Le tre peculiarità del pensiero teologico di Ratzinger (ecclesialità, razionalità, spiritualità) hanno inevitabilmente connotato anche il magistero papale da lui svolto con il nome di Benedetto XVI costituendone grandezza e limiti. Grandezza, grazie alla dimensione spirituale universalmente riconosciuta, perché egli è stato senza alcun dubbio un uomo di Dio che ha voluto ininterrottamente condurre a Dio. Limiti, a causa dell’ecclesialità e della razionalità che lo inducevano a voler ricondurre all’interno della tradizione le innovazioni sviluppatesi soprattutto nell’ambito della morale sessuale, della bioetica e della lotta contro le ingiustizie sociali da parte della teologia della liberazione, correndo in questo modo più di una volta il rischio di chiudersi a ciò che il Vangelo denomina “vento dello spirito”, che, sta scritto, “soffia dove vuole” (Giovanni 3,8).
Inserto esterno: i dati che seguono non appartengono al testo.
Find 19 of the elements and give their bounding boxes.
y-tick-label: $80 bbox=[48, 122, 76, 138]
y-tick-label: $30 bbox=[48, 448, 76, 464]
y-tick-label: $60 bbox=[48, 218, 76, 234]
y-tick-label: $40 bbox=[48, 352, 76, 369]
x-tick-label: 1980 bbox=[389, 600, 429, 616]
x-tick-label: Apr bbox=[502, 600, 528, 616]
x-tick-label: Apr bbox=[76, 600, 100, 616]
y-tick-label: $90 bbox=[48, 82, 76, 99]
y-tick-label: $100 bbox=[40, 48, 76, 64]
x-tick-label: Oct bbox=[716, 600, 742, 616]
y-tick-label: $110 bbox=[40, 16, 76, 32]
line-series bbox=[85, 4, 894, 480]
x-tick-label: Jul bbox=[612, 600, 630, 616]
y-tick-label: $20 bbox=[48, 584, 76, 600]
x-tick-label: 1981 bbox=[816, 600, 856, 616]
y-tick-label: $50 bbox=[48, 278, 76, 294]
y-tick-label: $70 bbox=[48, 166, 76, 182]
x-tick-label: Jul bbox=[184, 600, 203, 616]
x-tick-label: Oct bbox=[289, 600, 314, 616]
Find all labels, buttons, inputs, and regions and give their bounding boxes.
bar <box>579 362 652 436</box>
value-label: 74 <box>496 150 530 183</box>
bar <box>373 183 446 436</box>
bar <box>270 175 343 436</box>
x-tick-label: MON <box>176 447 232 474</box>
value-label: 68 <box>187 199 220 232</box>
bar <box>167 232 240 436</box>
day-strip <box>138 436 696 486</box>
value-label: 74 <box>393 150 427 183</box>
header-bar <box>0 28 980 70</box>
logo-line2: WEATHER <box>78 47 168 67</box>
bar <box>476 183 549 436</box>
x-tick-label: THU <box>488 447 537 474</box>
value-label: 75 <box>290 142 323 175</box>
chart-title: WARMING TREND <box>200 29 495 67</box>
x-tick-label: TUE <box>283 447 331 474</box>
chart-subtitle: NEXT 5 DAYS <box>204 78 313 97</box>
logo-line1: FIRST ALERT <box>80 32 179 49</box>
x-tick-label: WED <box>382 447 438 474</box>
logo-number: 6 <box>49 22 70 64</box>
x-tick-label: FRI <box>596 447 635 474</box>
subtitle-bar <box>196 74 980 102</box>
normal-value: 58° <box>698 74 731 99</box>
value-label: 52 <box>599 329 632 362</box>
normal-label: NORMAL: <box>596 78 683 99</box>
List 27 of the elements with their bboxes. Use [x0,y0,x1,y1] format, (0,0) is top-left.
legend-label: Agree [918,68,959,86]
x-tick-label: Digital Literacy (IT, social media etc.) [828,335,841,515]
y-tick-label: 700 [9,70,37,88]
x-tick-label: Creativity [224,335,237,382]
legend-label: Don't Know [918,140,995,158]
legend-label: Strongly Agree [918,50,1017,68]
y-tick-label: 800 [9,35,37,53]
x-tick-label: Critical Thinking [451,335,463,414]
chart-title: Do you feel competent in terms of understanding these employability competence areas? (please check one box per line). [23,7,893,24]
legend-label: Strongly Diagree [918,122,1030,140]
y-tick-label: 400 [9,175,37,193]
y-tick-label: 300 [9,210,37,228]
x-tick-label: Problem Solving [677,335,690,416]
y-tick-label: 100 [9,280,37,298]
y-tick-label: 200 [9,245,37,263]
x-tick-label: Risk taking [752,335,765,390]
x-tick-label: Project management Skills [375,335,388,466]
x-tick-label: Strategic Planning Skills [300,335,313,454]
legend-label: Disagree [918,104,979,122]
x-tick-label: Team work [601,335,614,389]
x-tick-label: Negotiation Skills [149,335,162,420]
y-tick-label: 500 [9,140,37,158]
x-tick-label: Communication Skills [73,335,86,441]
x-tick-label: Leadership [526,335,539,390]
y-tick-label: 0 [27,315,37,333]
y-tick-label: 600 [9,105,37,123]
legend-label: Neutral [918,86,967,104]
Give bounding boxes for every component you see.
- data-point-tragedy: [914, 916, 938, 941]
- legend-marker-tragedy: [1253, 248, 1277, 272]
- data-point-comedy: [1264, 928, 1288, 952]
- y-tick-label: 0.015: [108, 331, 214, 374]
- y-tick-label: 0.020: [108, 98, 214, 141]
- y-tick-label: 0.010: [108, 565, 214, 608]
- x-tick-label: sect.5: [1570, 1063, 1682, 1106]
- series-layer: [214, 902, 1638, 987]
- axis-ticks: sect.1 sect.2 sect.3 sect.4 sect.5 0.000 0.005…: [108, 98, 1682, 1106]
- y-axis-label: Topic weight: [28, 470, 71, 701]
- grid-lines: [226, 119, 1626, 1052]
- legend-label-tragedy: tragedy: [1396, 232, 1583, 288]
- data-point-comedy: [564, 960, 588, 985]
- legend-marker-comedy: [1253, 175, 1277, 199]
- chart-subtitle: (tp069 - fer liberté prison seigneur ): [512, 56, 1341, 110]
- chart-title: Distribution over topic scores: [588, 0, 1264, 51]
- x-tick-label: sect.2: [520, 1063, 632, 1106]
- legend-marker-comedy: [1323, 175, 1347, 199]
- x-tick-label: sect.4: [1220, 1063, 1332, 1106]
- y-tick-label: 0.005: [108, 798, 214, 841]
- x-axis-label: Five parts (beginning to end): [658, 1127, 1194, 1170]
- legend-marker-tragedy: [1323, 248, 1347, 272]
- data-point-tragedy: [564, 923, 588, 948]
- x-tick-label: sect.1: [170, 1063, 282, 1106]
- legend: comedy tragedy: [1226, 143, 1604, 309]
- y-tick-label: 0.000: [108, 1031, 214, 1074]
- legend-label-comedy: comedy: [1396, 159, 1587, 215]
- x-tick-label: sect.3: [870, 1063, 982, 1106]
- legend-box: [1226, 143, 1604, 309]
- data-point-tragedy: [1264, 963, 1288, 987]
Il giorno prima di essere eletto Papa, il 18 aprile 2005, durante l’omelia tenuta nella Basilica di San Pietro in quanto decano del Collegio cardinalizio, Ratzinger disse: “Tutti gli uomini vogliono lasciare una traccia che rimanga. Ma che cosa rimane? Il denaro no. Anche gli edifici non rimangono; i libri nemmeno. Dopo un certo tempo, più o meno lungo, tutte queste cose scompaiono. L’unica cosa che rimane in eterno è l’anima umana, l’uomo creato da Dio per l’eternità. Il frutto che rimane è perciò quanto abbiamo seminato nelle anime umane – l’amore, la conoscenza; il gesto capace di toccare il cuore; la parola che apre l’anima alla gioia del Signore”. Sono parole bellissime nelle quali ancora adesso si intravede il palpito del suo cuore. E io penso che Joseph Ratzinger, con il suo pensiero e la sua vita, ci abbia indicato da vero maestro il primato dell’anima e della spiritualità. Per questo lo ricordo quale fedele immagine della “luce intellettuale piena d’amore”.